Unfortunately, this gut-wrenching feeling is experienced by pet lovers across the globe. A majority of these lost pets are located within 24 hours, but under certain circumstances dogs and cats have gone weeks without being found. Each case is completely unique, but by following certain procedures and remaining calm, the chances of finding your pet are greatly increased.
One of the first questions pet owners ask when their beloved pet runs away is “Why?” Pets run away for a variety of reasons, so determining which one sparked their flight could really help out the search process. The following are some of the most common reasons why pets run away:
- Boredom or curiosity– Outgoing dogs will go out looking for adventure and other dogs or humans when they are in need of stimulation.
- Sexual reasons (for those pets that aren’t neutered)- Let’s just leave it at that.
- Unfamiliarity with the area– New and relocated pets might not be fully comfortable with their new home. They will run away in an attempt to find comfortable surroundings, which may also give you a clue where to look.
- Fright– Unexpected events or unrecognizable sounds can cause a pet to run away. A frightened dog or cat will usually seek a sheltered location for comfort.
If you’re struggling to figure out why your pet ran away it may help to assess their personality. Would your pet more likely be found in a park chasing down the neighborhood tomcat, playing with the local Labrador retriever, or hiding under a neighbor’s deck waiting until the coast is clear? The outgoingness or timidness of your pet could determine where they have decided to run to.
Your pet’s size and level of fitness will determine what type of area you should cover while looking for them. A larger dog can cover much greater distances, sometimes as much as a few miles a day while smaller dogs are often found within a one-mile radius of their last spotting. Write down or highlight all the locations within that radius you believe your dog might be. This should include parks, neighborhoods, schools, woods, etc. If you have a pet that simply loves to roam and no fence can hold them, consider having them microchipped.

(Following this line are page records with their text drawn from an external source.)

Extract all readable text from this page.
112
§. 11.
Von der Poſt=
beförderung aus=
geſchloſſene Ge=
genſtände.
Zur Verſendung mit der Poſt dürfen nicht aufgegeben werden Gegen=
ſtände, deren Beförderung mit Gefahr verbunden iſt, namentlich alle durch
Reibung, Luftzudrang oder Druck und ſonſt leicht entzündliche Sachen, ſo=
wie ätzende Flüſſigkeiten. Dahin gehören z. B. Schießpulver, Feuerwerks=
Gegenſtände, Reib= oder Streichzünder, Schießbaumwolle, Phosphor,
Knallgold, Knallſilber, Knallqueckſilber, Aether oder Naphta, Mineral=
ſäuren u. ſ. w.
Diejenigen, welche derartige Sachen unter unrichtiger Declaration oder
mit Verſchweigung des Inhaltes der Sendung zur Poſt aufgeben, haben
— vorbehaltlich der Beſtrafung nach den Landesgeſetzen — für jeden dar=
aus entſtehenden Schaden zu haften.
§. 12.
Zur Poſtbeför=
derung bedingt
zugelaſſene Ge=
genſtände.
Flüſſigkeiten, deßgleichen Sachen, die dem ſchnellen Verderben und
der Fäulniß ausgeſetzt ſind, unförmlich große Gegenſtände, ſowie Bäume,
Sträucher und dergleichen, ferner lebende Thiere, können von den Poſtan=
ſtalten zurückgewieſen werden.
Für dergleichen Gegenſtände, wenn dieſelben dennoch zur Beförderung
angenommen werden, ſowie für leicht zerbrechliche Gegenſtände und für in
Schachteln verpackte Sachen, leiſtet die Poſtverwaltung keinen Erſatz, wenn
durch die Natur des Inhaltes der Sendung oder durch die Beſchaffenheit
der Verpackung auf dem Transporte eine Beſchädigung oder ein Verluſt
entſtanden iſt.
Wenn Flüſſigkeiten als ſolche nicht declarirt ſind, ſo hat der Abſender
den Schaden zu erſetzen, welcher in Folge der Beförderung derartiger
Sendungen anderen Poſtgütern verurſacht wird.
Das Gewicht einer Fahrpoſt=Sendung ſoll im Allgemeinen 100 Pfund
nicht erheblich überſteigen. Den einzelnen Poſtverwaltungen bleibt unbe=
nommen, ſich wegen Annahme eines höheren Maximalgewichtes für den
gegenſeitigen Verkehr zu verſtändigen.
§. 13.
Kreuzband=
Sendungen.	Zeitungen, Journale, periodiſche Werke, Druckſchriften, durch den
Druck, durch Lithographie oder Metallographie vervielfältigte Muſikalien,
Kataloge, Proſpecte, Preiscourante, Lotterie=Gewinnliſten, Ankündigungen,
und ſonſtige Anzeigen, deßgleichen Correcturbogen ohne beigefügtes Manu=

It is important that you contact your local vets, animal hospitals, kennels, and even groomers as soon as you realize that your pet has gone missing. People who stumble across your pet will turn to these resources first. Providing an accurate description and picture to these locations is crucial. Posting on social media networks and hanging posters throughout your neighborhood will alert the community of your pet’s disappearance, in many cases leading to a speedier recovery.
The most difficult piece of advice to follow is often the most important: stay calm! Nearly 90 percent of lost dogs are recovered so fight your urges to panic. Continue with your daily routine, revisit your highlighted areas and stay positive. Your pooch will be home safe in no time with a new adventure or two under their collar.